• GilaMonster (7/29/2014)


    Start with regularly tested backups and frequent database integrity checks. You should be running integrity checks often enough that it's caught before ending up in the backups. Or, if there isn't a large enough maintenance window, restore the backups to another server and CheckDB that.

    Second, brush up on restore options. A 1TB database is probably in multiple files/filegroups. If the corruption was isolated, you should have been able to restore just the affected file/filegroup. Usually a lot faster than restoring the entire DB and if you have SQL enterprise edition, the restore is 'online' (rest of the database is online and usable). Depending on the extent of the damage, you may have been able to do page restores, restoring just the corrupted pages.

    Once that's in place, then start looking at HA/DR that support your SLAs.

    Thanks Gila, as this is a third-party application there is only 1 filegroup (PRIMARY), and it contains 10 years worth of data, therefore it's size. I will brush up on restore options however.
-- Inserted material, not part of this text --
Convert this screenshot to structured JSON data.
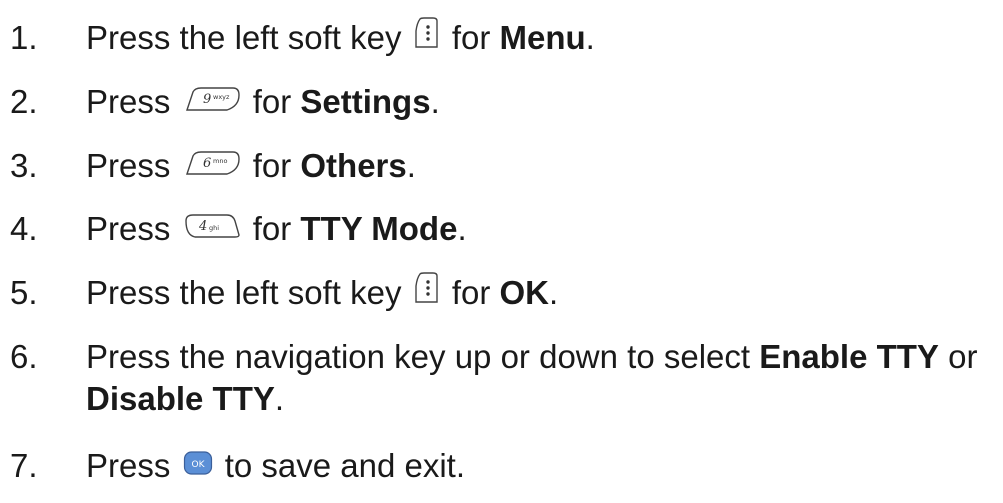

    Also, as you mentioned, I also have asked our team to investigate the feasibility of increasing our checkdb from weekly to daily (this one takes ~4hrs to run), but we have 100+ other SQL servers that are smaller in size and could run in an hour or less.

    Also, the extent of the damage was pretty bad - over 3500+ consistency errors spread amongst 10 tables. When we finally recovered , I compared my checktable pagecount to the checkdb pagecount initially for those 10 tables and the difference was about 36k pages difference in the restored db versus the corrupted database (so I assume if I did repair_allow_data_loss option I may have lost 36k pages!).